Рыдающей музыкой наемных алкоголиков, парафиновыми венками, цветами, языческим почитанием безутешные родные пытались одомашнить эту дикую стихию — смерть, приспособить ее к своему живому, теплому чувству, сражались с нею на своей собственной территории, территории ритуала, и ритуалом пытались закрыться от ее простого, как звезды на небе, взгляда. Гроб закрыли крышкой, и сумрачный работник Леты подошел к нему с молотком, одновременно поднялась труба корнетиста... Это было сигналом к музыке, к игре «после третьего гвоздя». На «втором гвозде» музыканты вобрали в легкие воздух — и вот волну рыданий покрыла мелодическая волна. Витька работал как настоящий виртуоз. Эффект тремоло он достигал попеременным боем в «бубен» то мягким, то твердым концом колотушки — и барабан рокотал. Ударами по тарелкам мягким концом колотушки он извлекал задумчивый фырчащий звук, похожий на шепот прибоя. Он мог на своих инструментах греметь, шептать, бубнить, шепелявить, звенеть пригоршнями драгоценных камней — это называлось играть «раненым звуком»...
После похорон мы сидели на площади Рынок в старой львовской кнайпе «У Кентавра», полюбившейся жене еще в первый приезд. Древний бронзовый кентавр с опрокинутой в глотку кружкой пива, оседлав рельсу, вот уже какое столетие торчал из стены, эмблема старого города — «пивный хлоп», «старый дидько». Мы с Витькой пили пиво. Жена заказала меланж по-венски и львовский яблочный штрудель. Львов славился своей кавой, австрияки недаром четыре столетия правили Галицией, власть венцев — это и власть хорошего вкуса — музыка, кофе, вино, архитектура; моя юность прошла на львовских бульварах под парусиновым тентом за чашкой кавы, в Москву я приехал с жестяным противнем в багаже, в общежитии Литинститута я единственный готовил кофе в турке в песчаной бане, зерна арабики покупал в Елисеевском или у барменов в «Национале», обжаривал их на сковороде, вся общага поводила носами на мой кофе, жену тоже приучил к хорошей каве, без чашки свежезаваренного она за работу не садилась, в семье по моему настоянию так и говорили: кава.

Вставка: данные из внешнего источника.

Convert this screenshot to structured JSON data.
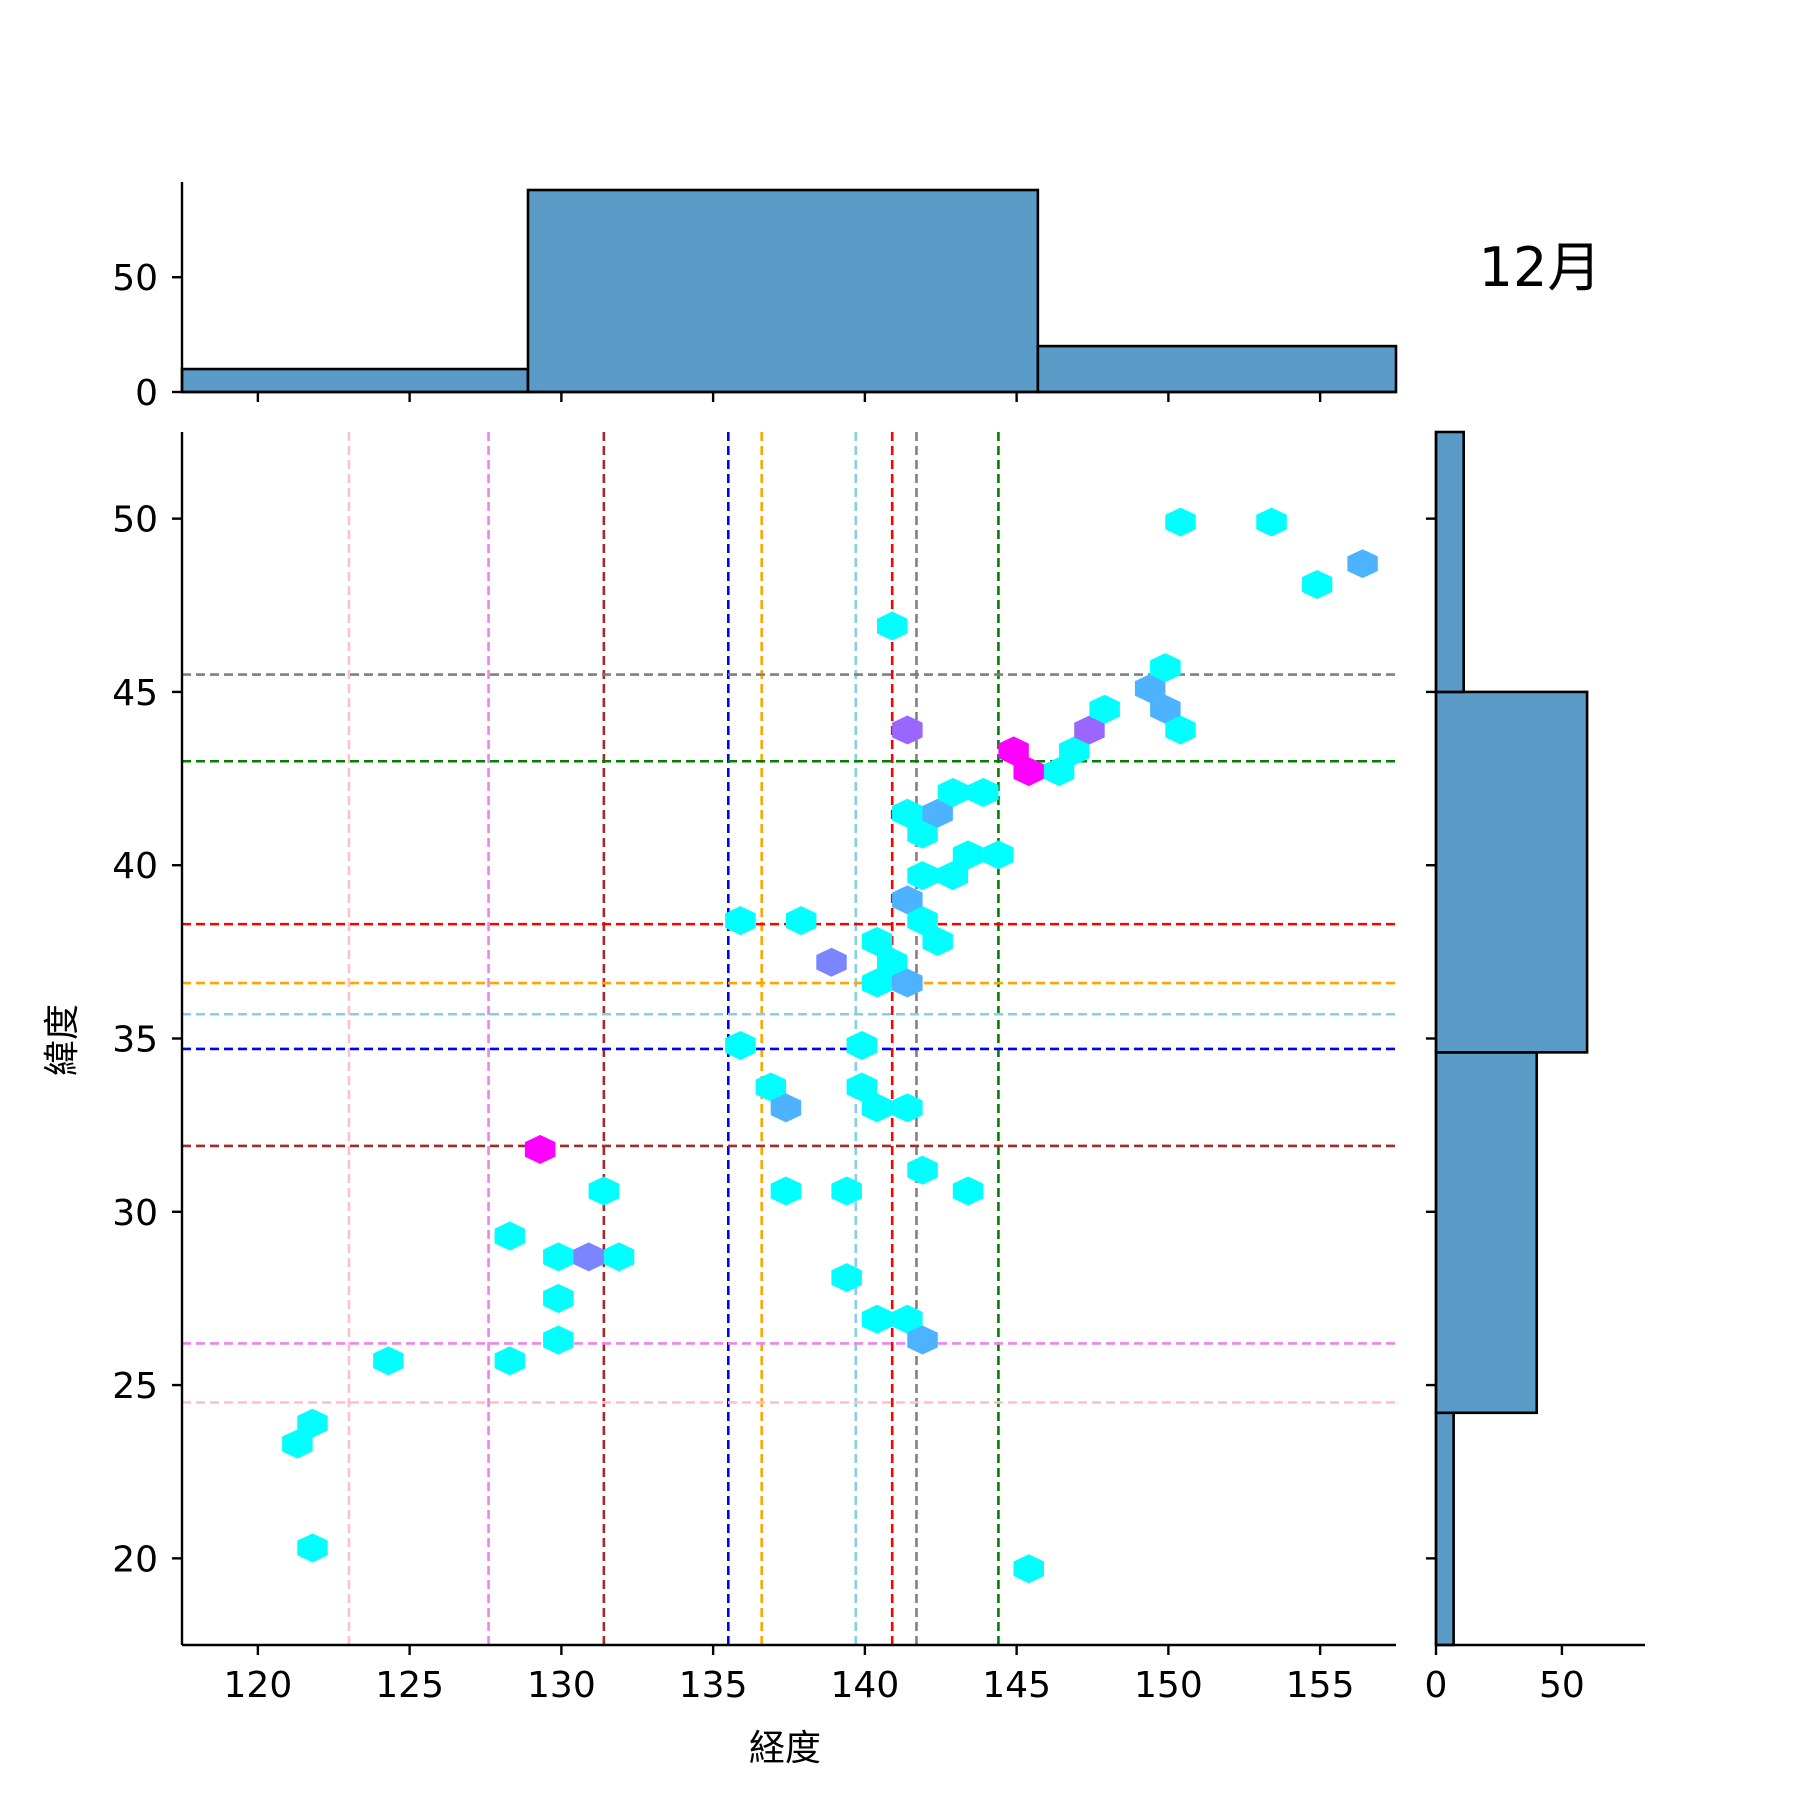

Витька жаловался: этой морозной зимой им пришлось туго. Зимой труднее играть, чем летом. Чтобы в инструменте не образовывался слой льда от дыхания, приходится работать парами — пока играет один, другой успевает отогреться в машине, чтоб музыка не прерывалась. Замерзшие клапаны музыканты отогревают собственным телом. Зимой тарелки звучат иначе, они как будто высекают из воздуха морозные искры, не говоря уж о темпе похоронного марша, который на холоде значительно убыстряется, едва удерживаясь в границах приличия... Играют иногда до «первой лопаты», иногда «до холмика» — все зависит от нанимателя и от толщины его кошелька. Чаще всего — «до холмика». Тогда с «первой лопаты» музыканты начинают филировать — музыка постепенно затихает...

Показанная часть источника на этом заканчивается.